Doch was Estland geschafft hat, lässt gerade diese Innovationszentren alt aussehen und dass obwohl die Hälfte der Bevölkerung erst seit gerademal zwanzig Jahren über einen Telefonanschluss verfügt. Bereits 1997 waren jedoch schon 97% der estnischen Schulen an das Internet angeschlossen.
E-Voting statt Schlaglöcher
Zur Jahrtausendwende waren Kabinettssitzungen der Regierung nicht mehr auf Papier angewiesen. 2002 hat die Regierung ein kostenloses W-LAN-Netzwerk eingerichtet, dass fast die komplette Fläche des Landes abdeckte.
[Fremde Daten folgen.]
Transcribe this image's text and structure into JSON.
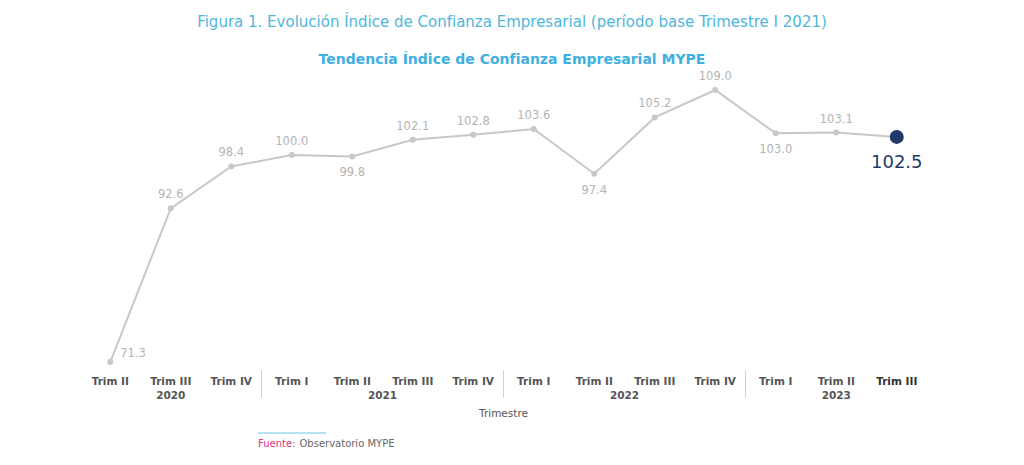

Fünf Jahre später konnten die Bürger zum ersten Mal beim E-Voting über die zukünftige Regierung abstimmen und 2012 wurden hochmoderne Glasfaserkabel gelegt, die der Bevölkerung eine der schnellsten Verbindungen in ganz Europa ermöglichen. Heute machen 94% der Esten ihre Steuererklärungen online. Das ganze dauert nicht mehr als fünf Minuten.
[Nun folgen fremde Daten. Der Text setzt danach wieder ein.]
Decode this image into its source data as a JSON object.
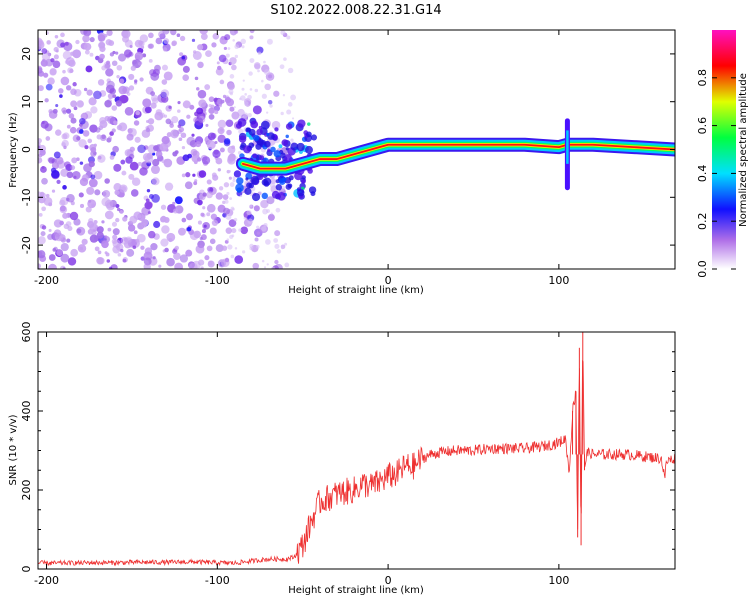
{
  "figure": {
    "title": "S102.2022.008.22.31.G14"
  },
  "chart_data": [
    {
      "type": "heatmap",
      "xlabel": "Height of straight line (km)",
      "ylabel": "Frequency (Hz)",
      "xlim": [
        -205,
        168
      ],
      "ylim": [
        -25,
        25
      ],
      "xticks": [
        -200,
        -100,
        0,
        100
      ],
      "yticks": [
        -20,
        -10,
        0,
        10,
        20
      ],
      "colorbar": {
        "label": "Normalized spectral amplitude",
        "range": [
          0,
          1
        ],
        "ticks": [
          "0.0",
          "0.2",
          "0.4",
          "0.6",
          "0.8"
        ],
        "colormap": [
          "#ffffff",
          "#b070e8",
          "#1010ff",
          "#00e0ff",
          "#00ff40",
          "#e0ff00",
          "#ff0000",
          "#ff10c0"
        ]
      },
      "ridge": {
        "description_values_x": [
          -85,
          -75,
          -60,
          -50,
          -40,
          -30,
          -20,
          -10,
          0,
          20,
          60,
          80,
          100,
          105,
          120,
          168
        ],
        "description_values_y": [
          -3,
          -4,
          -4,
          -3,
          -2,
          -2,
          -1,
          0,
          1,
          1,
          1,
          1,
          0.5,
          1,
          1,
          0
        ]
      }
    },
    {
      "type": "line",
      "xlabel": "Height of straight line (km)",
      "ylabel": "SNR (10 * v/v)",
      "xlim": [
        -205,
        168
      ],
      "ylim": [
        0,
        600
      ],
      "xticks": [
        -200,
        -100,
        0,
        100
      ],
      "yticks": [
        0,
        200,
        400,
        600
      ],
      "series": [
        {
          "color": "#ee3030",
          "x": [
            -205,
            -190,
            -175,
            -160,
            -145,
            -130,
            -115,
            -100,
            -90,
            -80,
            -70,
            -60,
            -55,
            -50,
            -45,
            -40,
            -35,
            -30,
            -25,
            -20,
            -15,
            -10,
            -5,
            0,
            5,
            10,
            15,
            20,
            25,
            30,
            40,
            50,
            60,
            70,
            80,
            90,
            95,
            100,
            104,
            106,
            108,
            110,
            111,
            112,
            113,
            114,
            115,
            116,
            118,
            120,
            125,
            130,
            140,
            150,
            160,
            162,
            163,
            164,
            168
          ],
          "y": [
            15,
            15,
            16,
            16,
            17,
            17,
            18,
            16,
            15,
            20,
            25,
            25,
            30,
            60,
            120,
            170,
            180,
            190,
            195,
            200,
            215,
            210,
            220,
            235,
            240,
            260,
            260,
            280,
            290,
            295,
            300,
            300,
            305,
            305,
            305,
            310,
            315,
            320,
            330,
            240,
            400,
            450,
            80,
            560,
            60,
            600,
            250,
            290,
            295,
            290,
            290,
            290,
            290,
            285,
            280,
            230,
            270,
            275,
            280
          ]
        }
      ]
    }
  ]
}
Die Schlaglöcher auf den Straßen täuschen, da die Gesellschaft so etwas als Lappalie ansieht. Heutzutage werden fast alle Bürgerdienste online geregelt. Mit der Chipkarte und dem PIN-Code regeln die Esten sämtliche Verwaltungsgänge einfach und bequem von zu Hause oder unterwegs vom Smartphone. Diese Innovation will die estnische Regierung nun auch für Bürger anderer Länder attraktiv machen.
E-Residency statt Staatsbürgerschaft
Seit diesem Sommer kann man in jeder estnischen Botschaft eine E-Residency für das Land beantragen. Bald soll dies sogar elektronisch möglich sein. Man gibt dann alle relevanten Daten ein und nach einem Background-Check kann man die Chipkarte und den PIN abholen.
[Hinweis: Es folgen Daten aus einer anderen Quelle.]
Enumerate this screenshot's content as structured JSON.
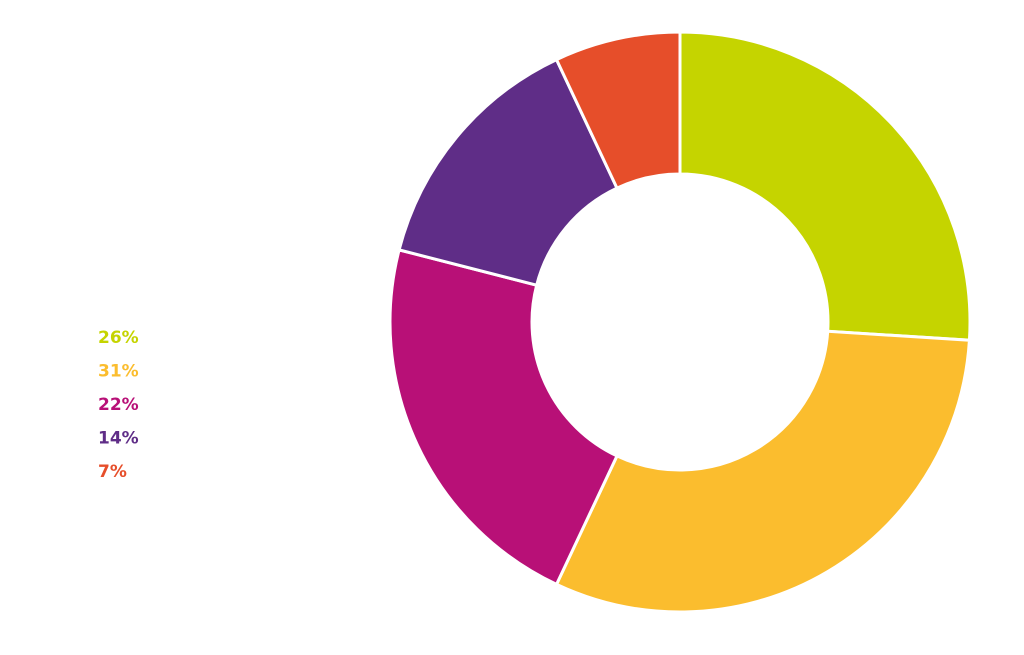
{
  "chart_data": {
    "type": "donut",
    "values": [
      26,
      31,
      22,
      14,
      7
    ],
    "value_labels": [
      "26%",
      "31%",
      "22%",
      "14%",
      "7%"
    ],
    "colors": [
      "#c5d400",
      "#fbbd2e",
      "#b81077",
      "#5f2d87",
      "#e64e2a"
    ]
  }
}
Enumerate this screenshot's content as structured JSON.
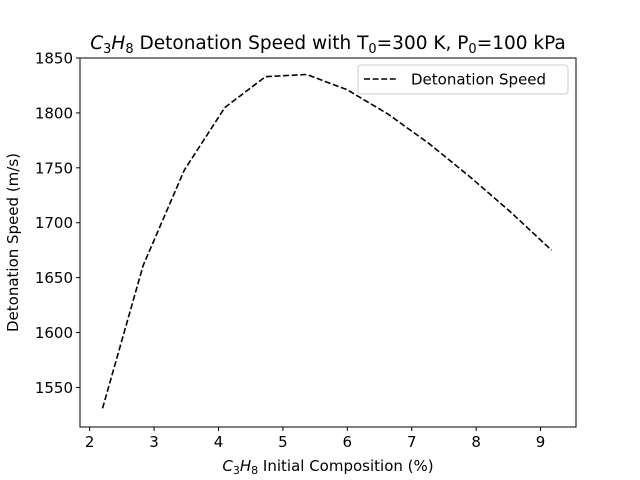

Warum man E-Resident, also nicht mal ganzer estnischer Staatsbürger werden soll?
Nun für Unternehmer kann es sicherlich interessant werden. Wer ein Gewerbe in Estland eröffnet, kann jederzeit auf der ganzen Welt darauf zugreifen. Das estnische Finanzamt und die Banken sind natürlich ebenfalls digital verbunden. Da nicht nur die Steuererklärung sondern sämtliche gewerbesteuerliche Transaktionen einfach durchzuführen sind, erhofft man sich möglichst viele Start-Ups und Großunternehmen in das Land zu holen.
Der Clou ist, dass Estland sein Steuersystem mit denen der anderen EU-Länder verbindet. Deutsche Bürger könnten ihr deutsches Unternehmen über das estnische System laufen lassen, welches dafür sorgen würde, dass die deutschen Finanzämter ihre Steuern rechtzeitig und richtig bekommen würden.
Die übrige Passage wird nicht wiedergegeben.